Domenica al Maggio

Estratto ed in parte adattato da "L’Arcadia esiste: è ad Accettura, paese del Maggio”, FamediSud

"La mattina di domenica si arriva al bosco di Montepiano. La scena che si para davanti agli occhi ha l’armonia antica di un mito arcadico. Sullo sfondo alcune cime montuose, in una radura costellata di alti cerri e circondata da prati rigogliosi, stazionano nella luce del mattino diversi esemplari di bianchi buoi accoppiati sotto il classico giogo da aratro. Fra le lunghe corna hanno vezzose coroncine di rose rosse miste a mazzetti di gialle ginestre disposte a ventaglio sulla fronte dove non di rado campeggia l’effigie protettiva di San Giuliano. Accanto ad essi, pastori giovani e meno giovani stanno fermi, appoggiati ai loro tipici bastoni in spontanea attitudine plastica quasi posassero per uno scultore. Nell’aria c’è una densa atmosfera di attesa. Stanno per arrivare i buoi che trascinano il ‘Maggio’, il tronco di cerro lungo più di trenta metri che unito alla ‘Cima’ di agrifoglio, sarà poi innalzato nel centro del paese.

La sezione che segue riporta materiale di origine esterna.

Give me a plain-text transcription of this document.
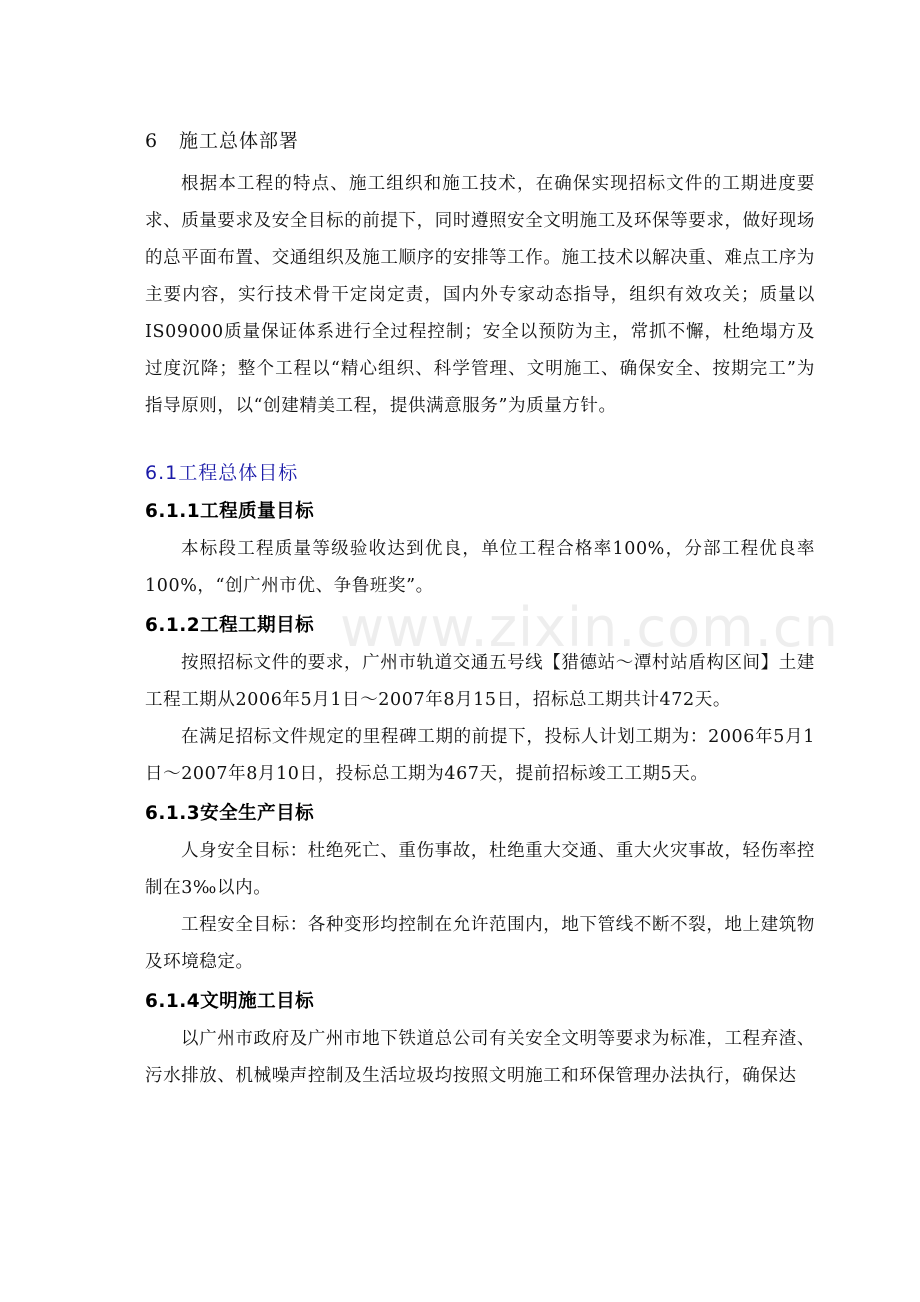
6 施工总体部署

根据本工程的特点、施工组织和施工技术，在确保实现招标文件的工期进度要求、质量要求及安全目标的前提下，同时遵照安全文明施工及环保等要求，做好现场的总平面布置、交通组织及施工顺序的安排等工作。施工技术以解决重、难点工序为主要内容，实行技术骨干定岗定责，国内外专家动态指导，组织有效攻关；质量以IS09000质量保证体系进行全过程控制；安全以预防为主，常抓不懈，杜绝塌方及过度沉降；整个工程以“精心组织、科学管理、文明施工、确保安全、按期完工”为指导原则，以“创建精美工程，提供满意服务”为质量方针。

6.1工程总体目标
6.1.1工程质量目标

本标段工程质量等级验收达到优良，单位工程合格率100%，分部工程优良率100%，“创广州市优、争鲁班奖”。

6.1.2工程工期目标

按照招标文件的要求，广州市轨道交通五号线【猎德站～潭村站盾构区间】土建工程工期从2006年5月1日～2007年8月15日，招标总工期共计472天。

在满足招标文件规定的里程碑工期的前提下，投标人计划工期为：2006年5月1日～2007年8月10日，投标总工期为467天，提前招标竣工工期5天。

6.1.3安全生产目标

人身安全目标：杜绝死亡、重伤事故，杜绝重大交通、重大火灾事故，轻伤率控制在3‰以内。

工程安全目标：各种变形均控制在允许范围内，地下管线不断不裂，地上建筑物及环境稳定。

6.1.4文明施工目标

以广州市政府及广州市地下铁道总公司有关安全文明等要求为标准，工程弃渣、污水排放、机械噪声控制及生活垃圾均按照文明施工和环保管理办法执行，确保达

www.zixin.com.cn
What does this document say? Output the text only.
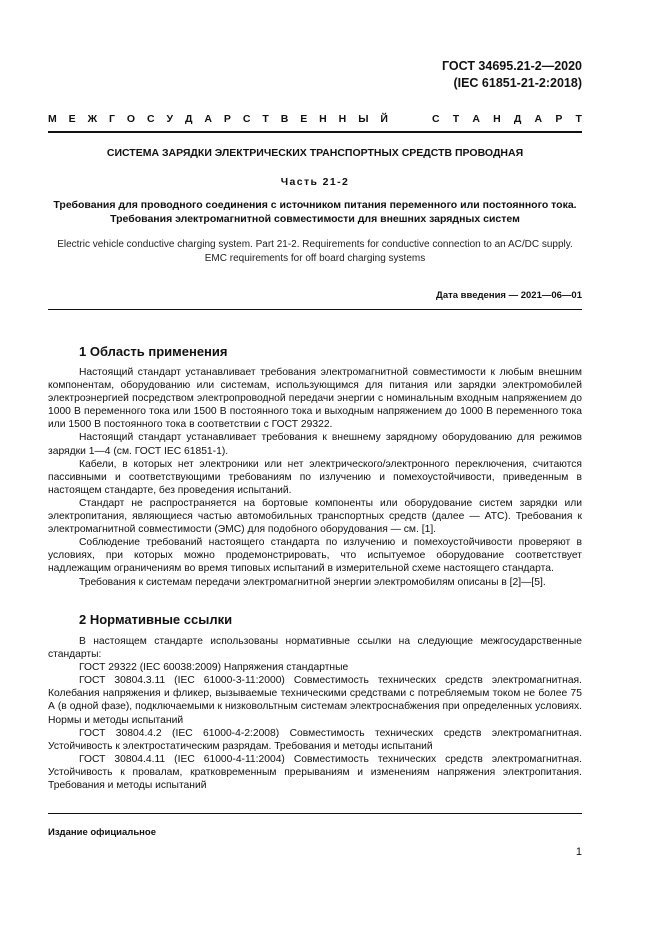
ГОСТ 34695.21-2—2020
(IEC 61851-21-2:2018)
М Е Ж Г О С У Д А Р С Т В Е Н Н Ы Й	С Т А Н Д А Р Т
СИСТЕМА ЗАРЯДКИ ЭЛЕКТРИЧЕСКИХ ТРАНСПОРТНЫХ СРЕДСТВ ПРОВОДНАЯ
Часть 21-2
Требования для проводного соединения с источником питания переменного или постоянного тока.
Требования электромагнитной совместимости для внешних зарядных систем
Electric vehicle conductive charging system. Part 21-2. Requirements for conductive connection to an AC/DC supply.
EMC requirements for off board charging systems
Дата введения — 2021—06—01
1 Область применения

Настоящий стандарт устанавливает требования электромагнитной совместимости к любым внешним компонентам, оборудованию или системам, использующимся для питания или зарядки электромобилей электроэнергией посредством электропроводной передачи энергии с номинальным входным напряжением до 1000 В переменного тока или 1500 В постоянного тока и выходным напряжением до 1000 В переменного тока или 1500 В постоянного тока в соответствии с ГОСТ 29322.

Настоящий стандарт устанавливает требования к внешнему зарядному оборудованию для режимов зарядки 1—4 (см. ГОСТ IEC 61851-1).

Кабели, в которых нет электроники или нет электрического/электронного переключения, считаются пассивными и соответствующими требованиям по излучению и помехоустойчивости, приведенным в настоящем стандарте, без проведения испытаний.

Стандарт не распространяется на бортовые компоненты или оборудование систем зарядки или электропитания, являющиеся частью автомобильных транспортных средств (далее — АТС). Требования к электромагнитной совместимости (ЭМС) для подобного оборудования — см. [1].

Соблюдение требований настоящего стандарта по излучению и помехоустойчивости проверяют в условиях, при которых можно продемонстрировать, что испытуемое оборудование соответствует надлежащим ограничениям во время типовых испытаний в измерительной схеме настоящего стандарта.

Требования к системам передачи электромагнитной энергии электромобилям описаны в [2]—[5].

2 Нормативные ссылки

В настоящем стандарте использованы нормативные ссылки на следующие межгосударственные стандарты:

ГОСТ 29322 (IEC 60038:2009) Напряжения стандартные

ГОСТ 30804.3.11 (IEC 61000-3-11:2000) Совместимость технических средств электромагнитная. Колебания напряжения и фликер, вызываемые техническими средствами с потребляемым током не более 75 А (в одной фазе), подключаемыми к низковольтным системам электроснабжения при определенных условиях. Нормы и методы испытаний

ГОСТ 30804.4.2 (IEC 61000-4-2:2008) Совместимость технических средств электромагнитная. Устойчивость к электростатическим разрядам. Требования и методы испытаний

ГОСТ 30804.4.11 (IEC 61000-4-11:2004) Совместимость технических средств электромагнитная. Устойчивость к провалам, кратковременным прерываниям и изменениям напряжения электропитания. Требования и методы испытаний

Издание официальное
1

Improvvisamente si senteono urla di incitamento e strepito di zoccoli ed i bianchi ed enormi buoi sono sferzati da solerti bovari. Accanto agli adulti, alcuni piccoli bovari di circa 10 anni, con lo sguardo serio di chi sa di partecipare a qualcosa di importante, sono posti in equilibrio instabile sul tronco del cerro, si lasciano trascinare a valle dai buoi mentre la folla degli spettatori si divide in due ali lasciando libero il passaggio all’omerico corteo che dopo una breve sosta allietata dalla distribuzione di zeppole e fette di ottimi latticini artigianali, imbocca un sentiero fra le querce. Il corteo è composto da circa 50 coppie di buoi; si tratta di animali allevati appositamente per la festa e totalmente a spese delle famiglie dei ‘maggiaioli’. La marcia è a passo sostenuto, ma le fermate sono tante, anche perché si deve evitare di arrivare in paese troppo in anticipo sui ‘cimaioli’. Ci si ferma ad esempio per ascoltare alcuni bovari intonare a voce spiegata canti di lavoro e di passione che hanno la forza dirompente di qualcosa di ancestrale. Oppure per lasciarsi trascinare da una tammurriata – ed allora lo spirito dionisiaco dell’evento prende pienamente corpo – oppure ancora per ascoltare una suonata di zampogna o d’organetto, il tipico strumento che ad Accettura sanno suonare tutti, dai vecchi ai bambini.

La fermata più lunga ha luogo però verso le 13.30 allorchè, dopo la messa officiata nel bosco dal parroco don Peppe Filardi, colto archivio vivente del Maggio, si pone mano alle ceste del cibo per un pranzo all’aperto che definire lauto sarebbe riduttivo. Si vede spuntare tutto il meglio della tradizione culinaria del posto, da timballi di pasta al forno a salsicce, soppressate, ricotte, caciocavalli e vino rosso a fiumi. Alcuni addirittura approntano sul posto un paiolo sul fuoco nel quale si vede ribollire la ‘pastorale’, carne di pecora in cottura con verdure e spezie di vario genere. Nel frattempo le coppie di buoi, sollevate dalla fatica del trasporto del cerro e degli altri sei tronchi che serviranno per costruire le ‘crocce’, ossia le strutture che supporteranno gli argani per il sollevamento del ‘Maggio’, ne approfittano per riposarsi, alcuni accovacciandosi esausti, altri brucando fra i rami di quercia in cerca di tenere foglie.

Il tutto dura qualche ora prima della ripresa del cammino verso il paese dove si arriva, stanchi ma allegri, nel tardo pomeriggio. Qui i due cortei festosi si incontrano e inizia la grande e travolgente festa di popolo lungo il corso centrale di Accettura. Quella della domenica sera la si potrebbe definire una sorta di ‘promessa’ di matrimonio fra Maggio e Cima, perché la vera congiunzione – un incastro perfetto fra le due piante – ha luogo il lunedì mattina dopo una adeguata lavorazione a colpi di accetta."